My 4-Day Iceland South Coast Itinerary
You can customize this itinerary however you want, but I think it’s a good starting point if you’re planning to explore Iceland’s South Coast. It covers the entire way up to Jökulsárlón, and you can then decide how you want to continue your onward journey.
Day 1: The Main Waterfalls
On the way from Reykjavík, stop at Skógafoss and Seljalandsfoss. The two waterfalls are just under 30 minutes away from each other, making them easy to visit in a single day. I suggest allocating additional time to Skógafoss, but be sure to walk along the route near Seljalandsfoss as well.


While at Seljalandsfoss, you should also walk to Gljúfrabúi. This waterfall is hidden behind a rock, and while you will get wet, it’s still worth seeing.
At the waterfalls, be sure not to make the same mistake that I did. I wrote this complete guide on how to not destroy your camera in Iceland so that you’re better prepared.
Day 2: Vík, Dyrhólaey, and the Black Sand Beaches
After checking into your accommodation, doing some food shopping, and getting a good night’s rest, you’re ready for some serious exploring on your second day. I recommend allocating an afternoon to Vík; the town is well worth visiting. While you’re here, be sure to do the Vík Culture Walk and visit Víkurfjara Beach.


While in Vík, I recommend stopping at Black Crust Pizza for some excellent lunch or dinner. It’s still the best place I’ve ever eaten in Iceland.
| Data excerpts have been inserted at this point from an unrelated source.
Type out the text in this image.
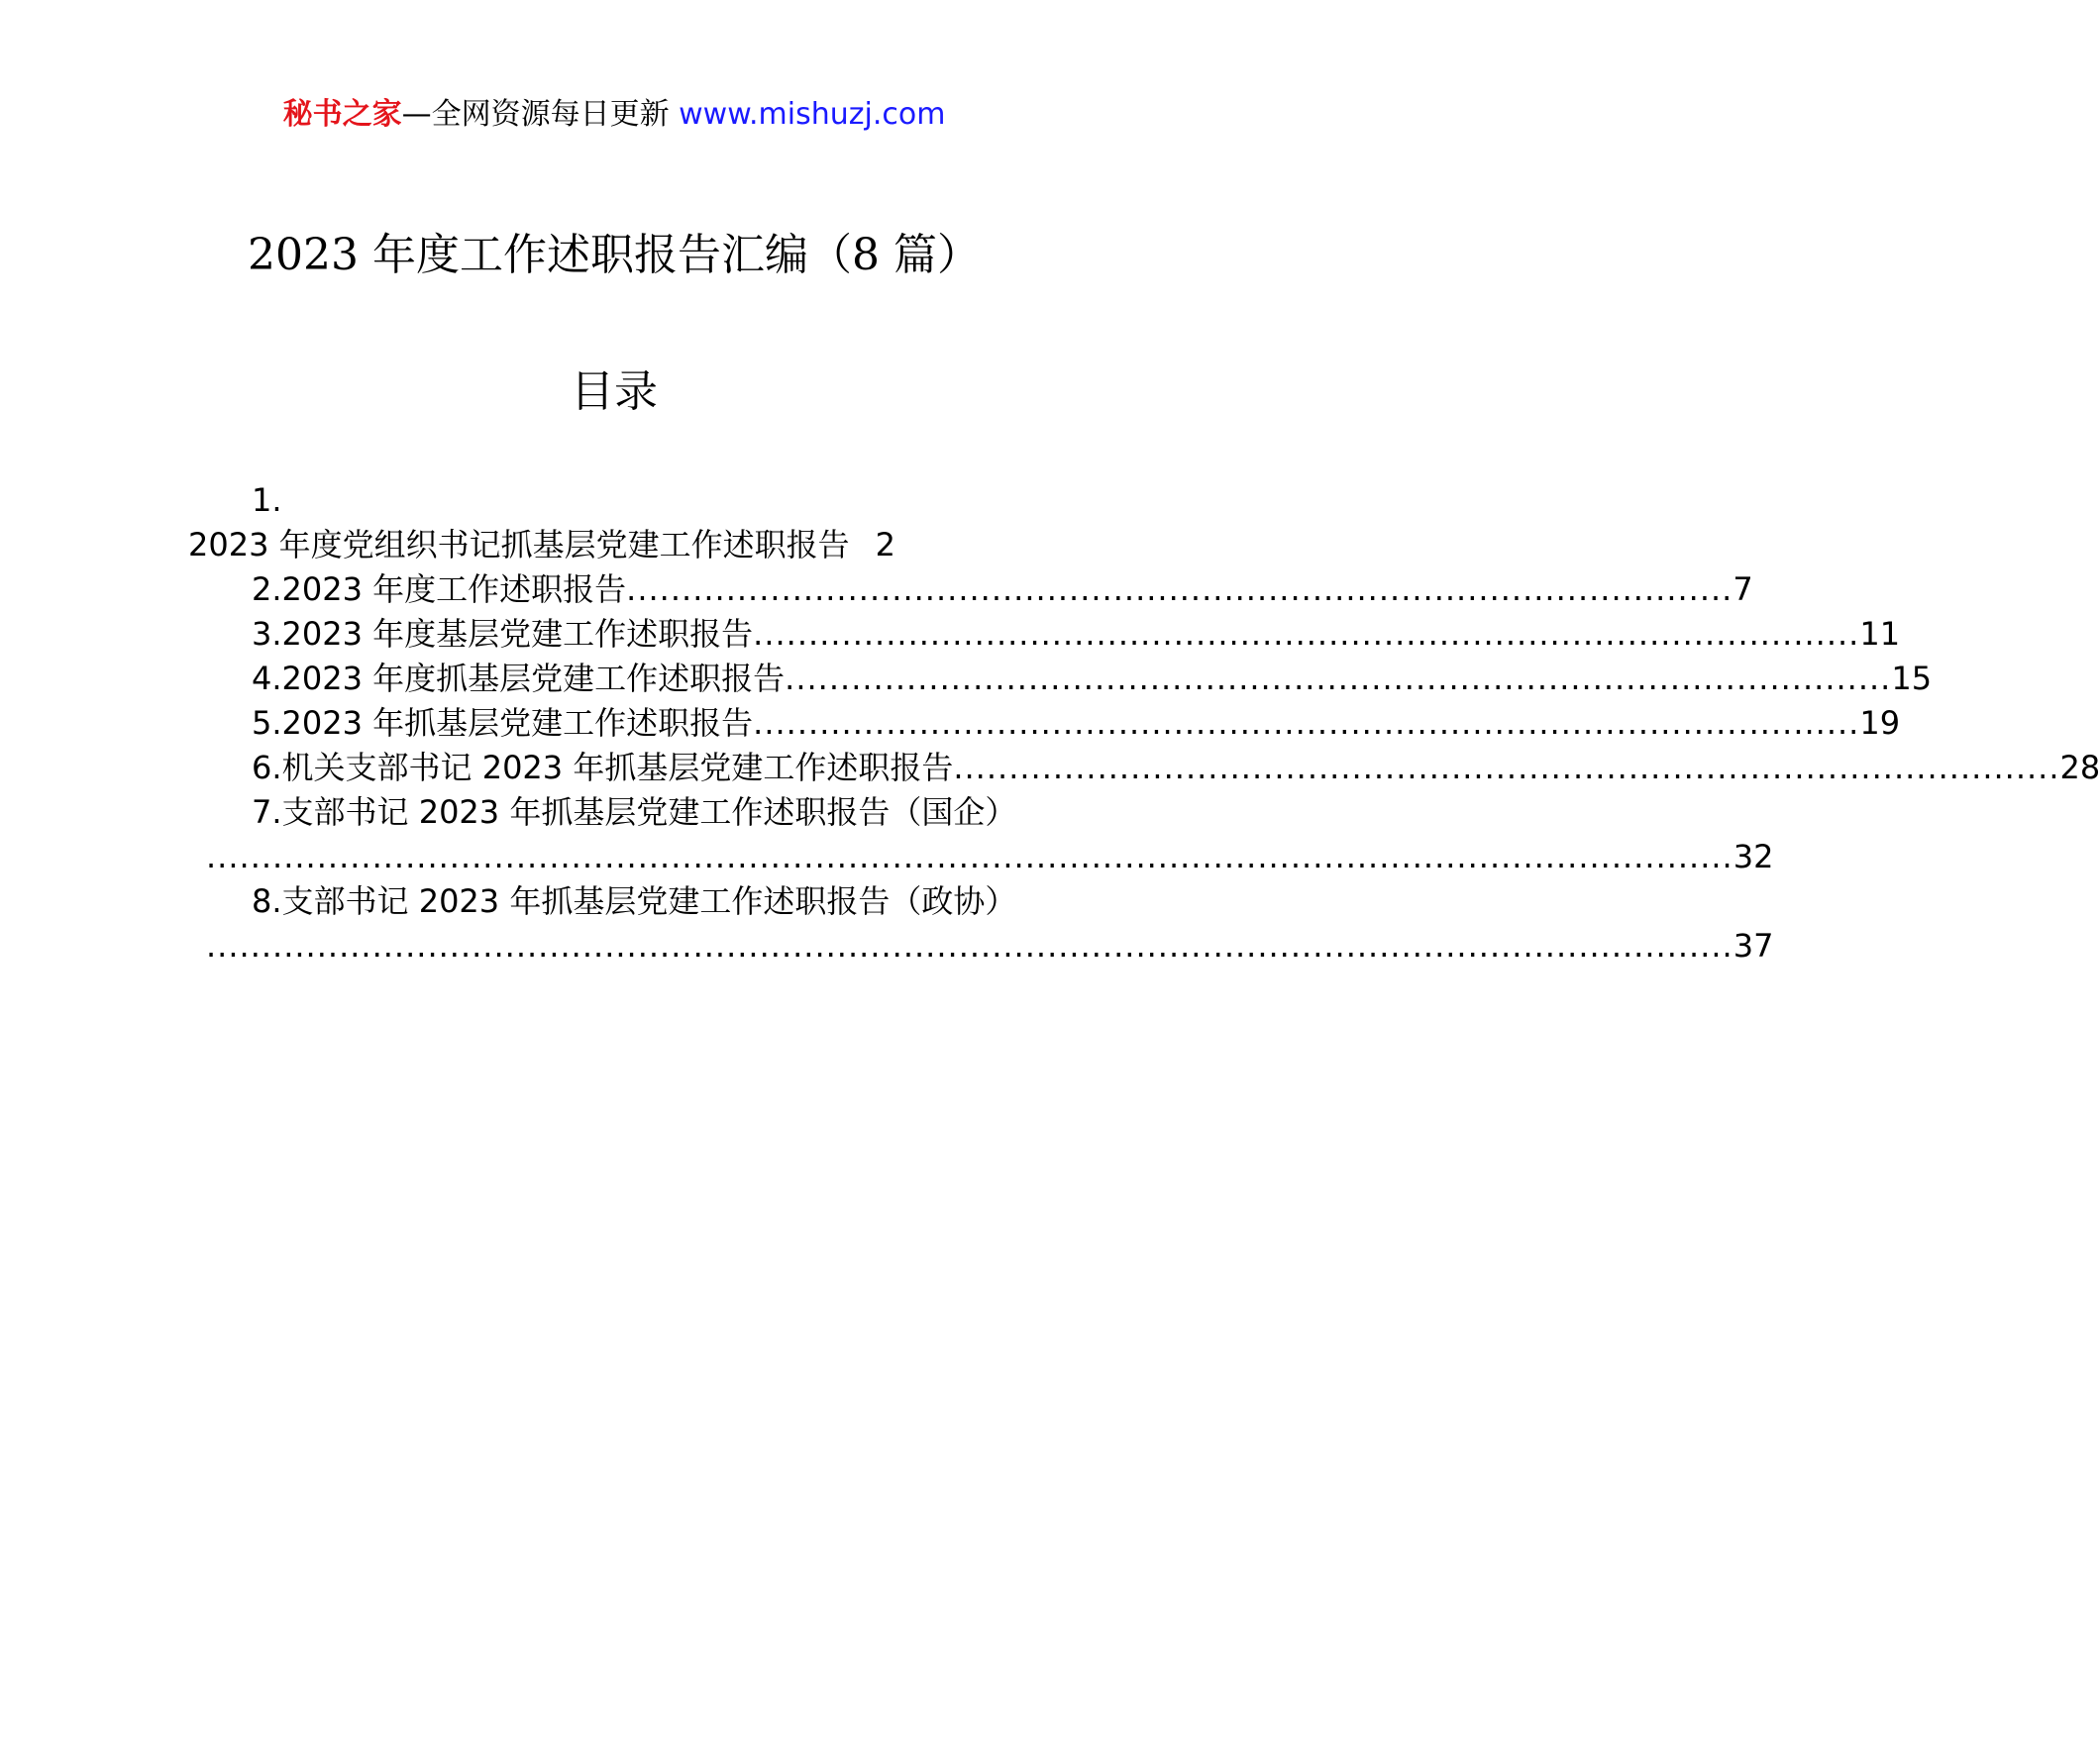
秘书之家—全网资源每日更新 www.mishuzj.com
2023 年度工作述职报告汇编（8 篇）
目录
1.
2023 年度党组织书记抓基层党建工作述职报告 2
2. 2023 年度工作述职报告 .................................................................................................... 7
3. 2023 年度基层党建工作述职报告 .................................................................................................... 11
4. 2023 年度抓基层党建工作述职报告 .................................................................................................... 15
5. 2023 年抓基层党建工作述职报告 .................................................................................................... 19
6. 机关支部书记 2023 年抓基层党建工作述职报告 .................................................................................................... 28
7.支部书记 2023 年抓基层党建工作述职报告（国企）
.......................................................................................................................................... 32
8.支部书记 2023 年抓基层党建工作述职报告（政协）
.......................................................................................................................................... 37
Away from Vík, make the short drive to Dyrhólaey. While you’re in the area, be sure to visit the lighthouse. From Dyrhólaey, Reynisfjara is a short drive away. If possible, try to avoid visiting at the same time as the tour buses; it can get a bit busy when they’re there.


Day 3: Skaftafell National Park and Surroundings
After having more than a taste of Iceland’s South Coast, you can continue onward to Skaftafell National Park. Before visiting, be sure to spend a few minutes at the Skeiðará Bridge Monument. These twisted beams are part of a bridge that was destroyed by a glacier rush in 1996. Nobody was harmed, thankfully, but the monument is a stark reminder of how powerful nature can be.

If you only have one day at Skaftafell National Park, I recommend hiking to Svartifoss. Once you’ve done that, be sure to walk to the area around Skaftafellsjökull. Note that you should not climb on the glacier as it’s very dangerous.


Both hikes are signposted, and you can start them from the visitor center.
While on the way to (or coming back from) Skaftafell National Park, I recommend taking a detour to the Fjaðrárgljúfur canyon. It’s around an hour away.

Day 4: Glacier Lagoon
Allocate some good time to Jökulsárlón, and ideally, come here early or late to avoid the crowds. The icebergs here are mesmerizing to watch, and it’s one of the most peaceful places I’ve been to. You could easily spend a couple of hours here, in my opinion.
While here, be sure that you don’t climb atop the icebergs; this is incredibly dangerous. If you’re visiting in the summer, it’s definitely worth booking a lagoon boat tour as well.
Continuing Your Onward Journey
From Jökulsárlón/Höfn, you can continue around the Ring Road. You’re very close to the Eastfjords, and from there, you can venture north. I haven’t yet been to either region, but the Eastfjords in particular are at the top of my bucket list.
If you’re planning to drive back to Reykjavík, consider spreading your trip over a few days. Jökulsárlón is almost five hours from Reykjavík by car, so it’s doable in a day if more than one person is driving—but more difficult if one of you is.